Круги жизни. Роман о Гарибе и Шасенем | страница 21



— Этот старик, — начал рассказывать Ганиев, — пережил одну из самых больших трагедий, какие выпадают на долю человека. У него был единственный сын… Но, пожалуй, начну с другого. Знаете ли вы, что такое гап? У нас, узбеков, до недавнего времени, как вам известно, ни театра, ни кино не было. А каждый вечер, когда опускалась прохлада, сорок молодых горожан из одной махаля (квартала) — большей частью холостые, бывали среди них и женатые — собирались вместе, угощали по очереди друг друга и развлекались как умели.

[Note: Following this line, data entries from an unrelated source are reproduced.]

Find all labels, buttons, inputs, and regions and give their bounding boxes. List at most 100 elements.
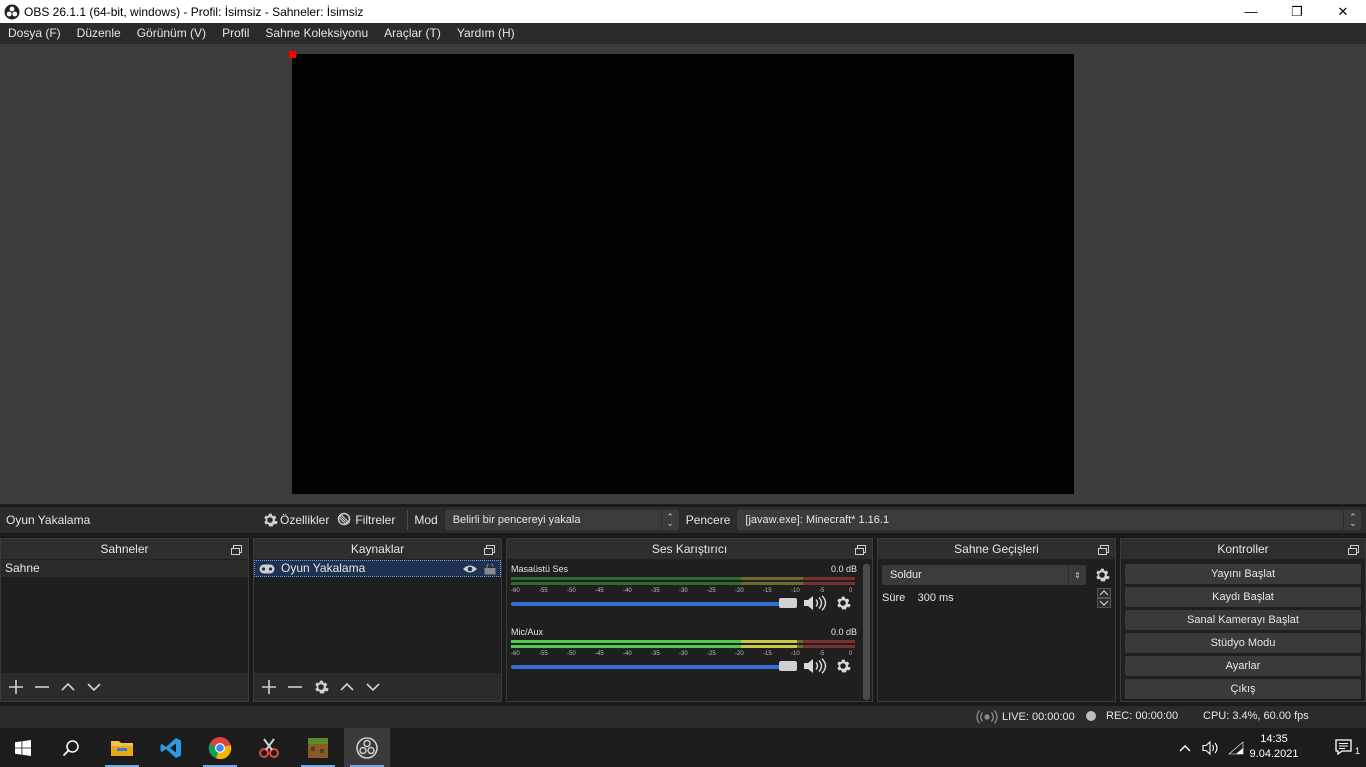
sources-dock-header: Kaynaklar xyxy=(254,539,501,559)
volume-slider[interactable] xyxy=(511,602,797,606)
settings-button[interactable]: Ayarlar xyxy=(1125,656,1361,676)
chevron-up-icon[interactable] xyxy=(1178,743,1192,753)
undock-icon[interactable] xyxy=(484,545,495,555)
source-resize-handle[interactable] xyxy=(289,51,296,58)
controls-title: Kontroller xyxy=(1217,542,1269,556)
close-button[interactable]: ✕ xyxy=(1320,0,1366,23)
search-button[interactable] xyxy=(48,728,94,767)
volume-meter xyxy=(511,640,855,650)
duration-spinner[interactable] xyxy=(1097,588,1111,608)
transition-select[interactable]: Soldur ⇕ xyxy=(882,565,1086,585)
studio-mode-button[interactable]: Stüdyo Modu xyxy=(1125,633,1361,653)
eye-icon[interactable] xyxy=(462,564,478,574)
volume-slider-handle[interactable] xyxy=(779,661,797,671)
speaker-icon[interactable] xyxy=(803,595,827,611)
select-arrows-icon: ⌃ ⌄ xyxy=(1343,510,1361,530)
wifi-icon[interactable] xyxy=(1228,740,1244,755)
title-bar: OBS 26.1.1 (64-bit, windows) - Profil: İ… xyxy=(0,0,1366,23)
volume-slider-handle[interactable] xyxy=(779,598,797,608)
taskbar-vscode[interactable] xyxy=(148,728,194,767)
mixer-scrollbar[interactable] xyxy=(863,564,870,700)
move-source-down-button[interactable] xyxy=(362,676,384,698)
taskbar-file-explorer[interactable] xyxy=(99,728,145,767)
gear-icon[interactable] xyxy=(835,595,851,611)
taskbar-snipping-tool[interactable] xyxy=(246,728,292,767)
move-scene-down-button[interactable] xyxy=(83,676,105,698)
volume-slider[interactable] xyxy=(511,665,797,669)
source-item-label: Oyun Yakalama xyxy=(281,561,366,575)
mode-value: Belirli bir pencereyi yakala xyxy=(452,514,581,526)
sources-toolbar xyxy=(254,673,501,701)
status-bar: LIVE: 00:00:00 REC: 00:00:00 CPU: 3.4%, … xyxy=(0,706,1366,728)
channel-db: 0.0 dB xyxy=(830,627,857,637)
start-recording-button[interactable]: Kaydı Başlat xyxy=(1125,587,1361,607)
mode-select[interactable]: Belirli bir pencereyi yakala ⌃ ⌄ xyxy=(443,509,680,531)
action-center-button[interactable]: 1 xyxy=(1324,728,1366,767)
scene-item[interactable]: Sahne xyxy=(1,560,248,577)
duration-row: Süre 300 ms xyxy=(882,588,1111,608)
minus-icon xyxy=(35,686,49,688)
preview-canvas[interactable] xyxy=(292,54,1074,494)
exit-button[interactable]: Çıkış xyxy=(1125,679,1361,699)
taskbar-clock[interactable]: 14:35 9.04.2021 xyxy=(1244,732,1304,762)
volume-icon[interactable] xyxy=(1202,740,1220,755)
sources-dock: Kaynaklar Oyun Yakalama xyxy=(253,538,502,702)
mixer-channel-desktop: Masaüstü Ses 0.0 dB -60 -55 -50 -45 -40 -35 -3… xyxy=(511,564,857,624)
minimize-button[interactable]: — xyxy=(1228,0,1274,23)
undock-icon[interactable] xyxy=(231,545,242,555)
chevron-down-icon[interactable] xyxy=(1097,598,1111,608)
add-source-button[interactable] xyxy=(258,676,280,698)
scenes-title: Sahneler xyxy=(100,542,149,556)
filters-button[interactable]: Filtreler xyxy=(337,512,395,528)
volume-meter xyxy=(511,577,855,587)
menu-scene-collection[interactable]: Sahne Koleksiyonu xyxy=(257,23,376,44)
obs-logo-icon xyxy=(4,4,20,19)
taskbar-minecraft[interactable] xyxy=(295,728,341,767)
start-virtual-camera-button[interactable]: Sanal Kamerayı Başlat xyxy=(1125,610,1361,630)
start-button[interactable] xyxy=(0,728,46,767)
undock-icon[interactable] xyxy=(1348,545,1359,555)
undock-icon[interactable] xyxy=(855,545,866,555)
live-timer: LIVE: 00:00:00 xyxy=(1002,711,1075,723)
taskbar-obs[interactable] xyxy=(344,728,390,767)
minecraft-icon xyxy=(308,737,328,758)
audio-mixer-dock: Ses Karıştırıcı Masaüstü Ses 0.0 dB -60-… xyxy=(506,538,873,702)
move-source-up-button[interactable] xyxy=(336,676,358,698)
menu-edit[interactable]: Düzenle xyxy=(69,23,129,44)
gear-icon[interactable] xyxy=(835,658,851,674)
context-source-name: Oyun Yakalama xyxy=(6,513,91,527)
folder-icon xyxy=(111,740,133,756)
system-tray xyxy=(1178,728,1244,767)
start-streaming-button[interactable]: Yayını Başlat xyxy=(1125,564,1361,584)
menu-profile[interactable]: Profil xyxy=(214,23,257,44)
mode-label: Mod xyxy=(414,513,438,527)
duration-input[interactable]: 300 ms xyxy=(909,588,1095,608)
speaker-icon[interactable] xyxy=(803,658,827,674)
remove-scene-button[interactable] xyxy=(31,676,53,698)
chevron-up-icon[interactable] xyxy=(1097,588,1111,598)
menu-tools[interactable]: Araçlar (T) xyxy=(376,23,449,44)
menu-file[interactable]: Dosya (F) xyxy=(0,23,69,44)
chrome-icon xyxy=(208,736,232,759)
taskbar-chrome[interactable] xyxy=(197,728,243,767)
properties-label: Özellikler xyxy=(280,513,330,527)
source-properties-button[interactable] xyxy=(310,676,332,698)
restore-button[interactable]: ❐ xyxy=(1274,0,1320,23)
lock-icon[interactable] xyxy=(484,564,496,575)
remove-source-button[interactable] xyxy=(284,676,306,698)
undock-icon[interactable] xyxy=(1098,545,1109,555)
properties-button[interactable]: Özellikler xyxy=(262,512,329,528)
window-label: Pencere xyxy=(685,513,731,527)
gear-icon[interactable] xyxy=(1094,567,1110,583)
source-item[interactable]: Oyun Yakalama xyxy=(254,560,501,577)
mixer-channel-mic: Mic/Aux 0.0 dB -60 -55 -50 -45 -40 -35 -30 -25-… xyxy=(511,627,857,687)
add-scene-button[interactable] xyxy=(5,676,27,698)
menu-view[interactable]: Görünüm (V) xyxy=(129,23,214,44)
rec-timer: REC: 00:00:00 xyxy=(1106,710,1179,722)
menu-help[interactable]: Yardım (H) xyxy=(449,23,523,44)
move-scene-up-button[interactable] xyxy=(57,676,79,698)
scenes-toolbar xyxy=(1,673,248,701)
window-select[interactable]: [javaw.exe]: Minecraft* 1.16.1 ⌃ ⌄ xyxy=(736,509,1363,531)
window-value: [javaw.exe]: Minecraft* 1.16.1 xyxy=(745,514,890,526)
filters-label: Filtreler xyxy=(355,513,396,527)
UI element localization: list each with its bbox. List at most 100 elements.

Начинался каждый гап с того, что бросали ошичку: по-вашему, по-русски, — бабку, баранью косточку. К кому ошичка обращалась одной стороной — становился на этот вечер «шахом»: его приказ был для всех обязателен. К кому второй стороной — делался «визирем»: должен был помогать «шаху» выдумывать развлечения. К кому третьей — «палачом»: исполнял шахскую волю. А к кому четвертой — назывался «вором»: все над ним подшучивали, он обязан был все терпеть, всему подчиняться.

«Шахи» и «визири» изощрялись в выдумках. Рассказывают, например, про одного юношу. Он был из тех, кто на людях: «Гей! Гей!», а один: «Ой! Ой!», трусоват был парень. Ошичка сделала его «вором», и «шах» решил его проучить. Его заставили ночью пойти на кладбище. Туда принесли казан, ненаколотые дрова, ненарезанную морковь, невымытый рис, ненарубленную баранину и оставили одного. Он должен был среди могил сходить к арычку, принести воду, обмазать грязью сырцовые кирпичи, приготовить по всем правилам плов, и половину сам съесть, а половину оставить. Когда, дрожа от страха, он все проделал и принялся есть приготовленный плов, рядом из кладбищенских носилок Вдруг протянулась рука: «Дай и мне плову!» Это в носилки незаметно забрался «палач». Вот как забавлялись!

Так вот, жил-был молодой парень, его дом стоял недалеко от нашего, назову его для удобства Ахмед. Настоящего имени не скажу, а то знаю вас, писателей, — тиснете типографскими литерами, а ему (может, жив еще) не по душе будет, Значит, Ахмед! Он с трудом собрал калым и женился. Молодые после свадьбы полюбили друг друга и были счастливы. Говорю «после свадьбы», потому что до свадьбы они друг друга, наверное, и в лицо не видали: у нас, у узбеков, раньше так было.

А у того старика, что навстречу прошел, был сын. назову его Мансур, тоже для удобства. Он был из тех, каких у нас и на студии хоть отбавляй: «Я всех выше, меня мать родила на крыше!» Гордый, самоуверенный парень. Три года мечтал он о той девушке: прослышал где-то когда-то про ее красоту, вот и мечтал! Но калыма не собрал вовремя, и девушку утянули у него из-под носа, ну и затаил на Ахмеда обиду. Оба из одной махаля, оба каждый вечер встречались на гапе.